Abstract

Aim: The in vitro effects of commonly used first-line anti-arthritic drugs on early stages of T-cell activation were examined.

Methods: The 2B4.11 murine T cell hybridoma cell line recognizing pigeon cytochrome c (PCC) as the antigen was co-cultured with the histocompatible antigen presenting B cell hybridoma line LK35.2, PCC, and anti-arthritic drugs, including methotrexate, hydroxychloroquine, salazopyrine, cyclosporin, and leflunomide. After 16 hours of incubation, the supernatant was removed, and cytokines were assayed.
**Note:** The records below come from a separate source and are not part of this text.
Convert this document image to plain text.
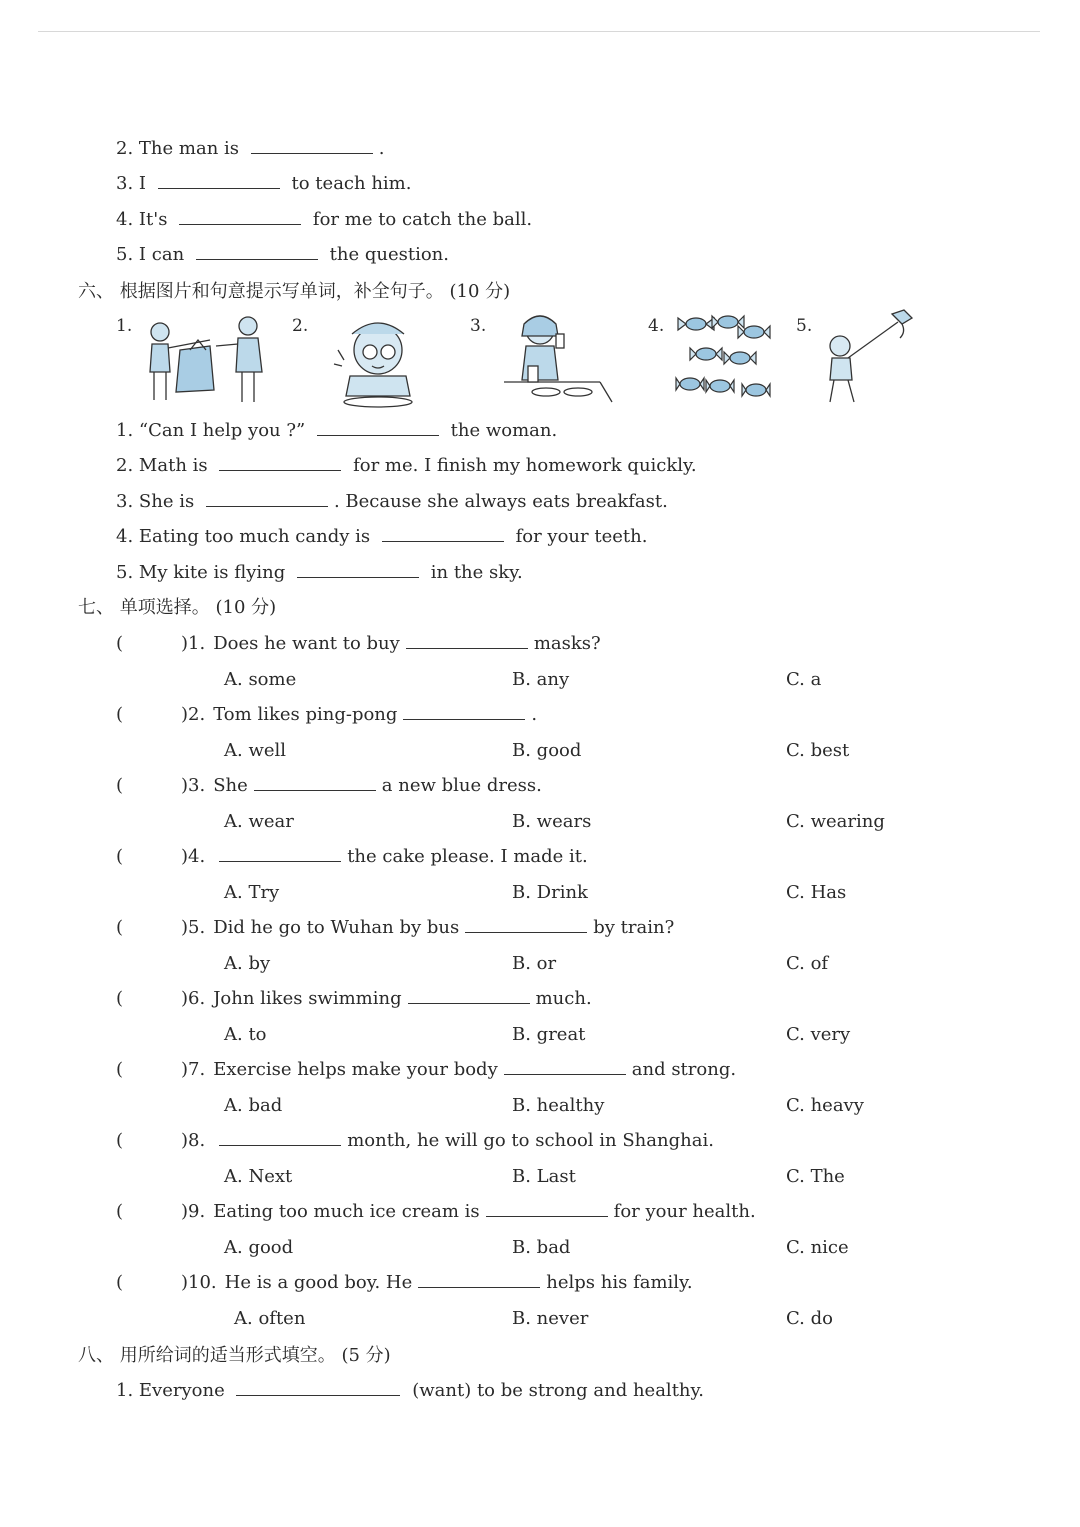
2. The man is	.
3. I	to teach him.
4. It's	for me to catch the ball.
5. I can	the question.
六、 根据图片和句意提示写单词，补全句子。 (10 分)
1.	2.	3.	4.	5.
1. “Can I help you ?”	the woman.
2. Math is	for me. I finish my homework quickly.
3. She is	. Because she always eats breakfast.
4. Eating too much candy is	for your teeth.
5. My kite is flying	in the sky.
七、 单项选择。 (10 分)
(	)1. Does he want to buy	masks?
A. some	B. any	C. a
(	)2. Tom likes ping-pong	.
A. well	B. good	C. best
(	)3. She	a new blue dress.
A. wear	B. wears	C. wearing
(	)4.	the cake please. I made it.
A. Try	B. Drink	C. Has
(	)5. Did he go to Wuhan by bus	by train?
A. by	B. or	C. of
(	)6. John likes swimming	much.
A. to	B. great	C. very
(	)7. Exercise helps make your body	and strong.
A. bad	B. healthy	C. heavy
(	)8.	month, he will go to school in Shanghai.
A. Next	B. Last	C. The
(	)9. Eating too much ice cream is	for your health.
A. good	B. bad	C. nice
(	)10. He is a good boy. He	helps his family.
A. often	B. never	C. do
八、 用所给词的适当形式填空。 (5 分)
1. Everyone	(want) to be strong and healthy.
Results: Anti-arthritic drugs inhibited the production of pro-inflammatory cytokines IL-2, IL-6, IFN-γ, GM-CSF, and TNF-α (Th1 cytokines) to a varying extent. Surprisingly, leflunomide, salazopyrine, prednisone and indomethacin as well as blocking Th1 cytokines, stimulated the production of the anti-inflammatory cytokine IL-10, a Th2 cytokine.
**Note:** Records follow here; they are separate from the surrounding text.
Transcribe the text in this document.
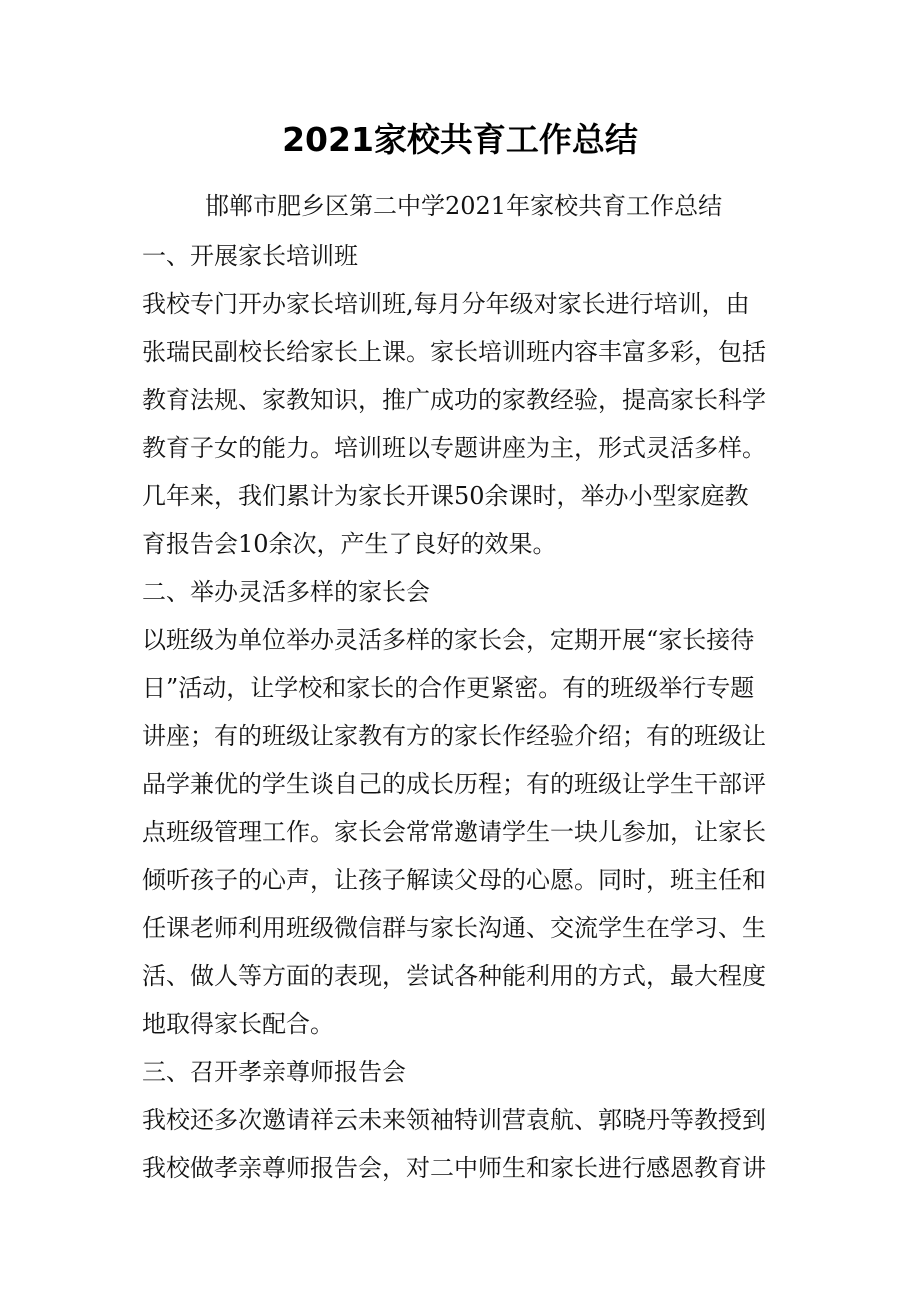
2021家校共育工作总结
邯郸市肥乡区第二中学2021年家校共育工作总结
一、开展家长培训班
我校专门开办家长培训班,每月分年级对家长进行培训，由
张瑞民副校长给家长上课。家长培训班内容丰富多彩，包括
教育法规、家教知识，推广成功的家教经验，提高家长科学
教育子女的能力。培训班以专题讲座为主，形式灵活多样。
几年来，我们累计为家长开课50余课时，举办小型家庭教
育报告会10余次，产生了良好的效果。
二、举办灵活多样的家长会
以班级为单位举办灵活多样的家长会，定期开展“家长接待
日”活动，让学校和家长的合作更紧密。有的班级举行专题
讲座；有的班级让家教有方的家长作经验介绍；有的班级让
品学兼优的学生谈自己的成长历程；有的班级让学生干部评
点班级管理工作。家长会常常邀请学生一块儿参加，让家长
倾听孩子的心声，让孩子解读父母的心愿。同时，班主任和
任课老师利用班级微信群与家长沟通、交流学生在学习、生
活、做人等方面的表现，尝试各种能利用的方式，最大程度
地取得家长配合。
三、召开孝亲尊师报告会
我校还多次邀请祥云未来领袖特训营袁航、郭晓丹等教授到
我校做孝亲尊师报告会，对二中师生和家长进行感恩教育讲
Conclusion: Anti-arthritic medications can inhibit the production of pro-inflammatory cytokines and in some cases, incite a Th2 response that could potentially inhibit the progression of the immune response.

Keywords: Inflammation, DMARDS, cytokines, anti-arthritic drugs, antigen presentation, Th1/Th2 response, arthritis.